4. Delay claiming Social Security. You can claim Social Security benefits beginning at age 62, but that doesn’t mean you should sign up right away. For many people, it pays to wait. Payouts are permanently reduced if you sign up before your full retirement age, which is age 66 for baby boomers born between 1943 and 1954. If you would have been eligible for $1,000 a month at age 66, you'll get just $750 monthly at age 62 (25 percent less). If you put off claiming up until age 70, you'll get even bigger payouts ($1,320 monthly in this case). Plus, a higher initial check amount will also boost the dollar value of your annual cost-of-living increase. One caveat: If you have a health problem or otherwise have reason to believe you won’t live a long life, then you should sign up as soon as possible.
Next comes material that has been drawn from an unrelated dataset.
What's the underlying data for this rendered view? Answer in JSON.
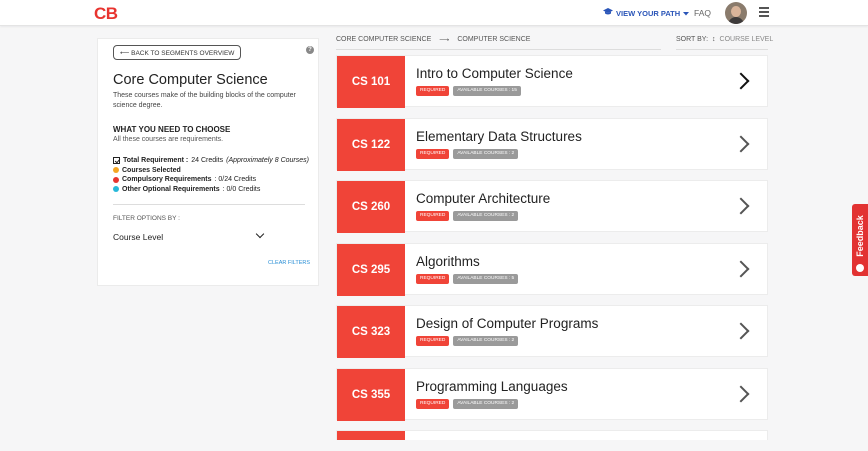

5. Spend taxable accounts first. It’s generally better to spend money that you have now and pay taxes on that first. The idea is to continue to defer taxes on your retirement accounts for as long as possible. “It clearly makes sense to take advantage of low capital gains tax rates and low taxes on dividends,” says Adam Bold, founder and chief investment officer of The Mutual Fund Store and author of The Bold Truth About Investing: Ten Commandments for Building Personal Wealth. "It is likely that there will be higher tax rates in future years."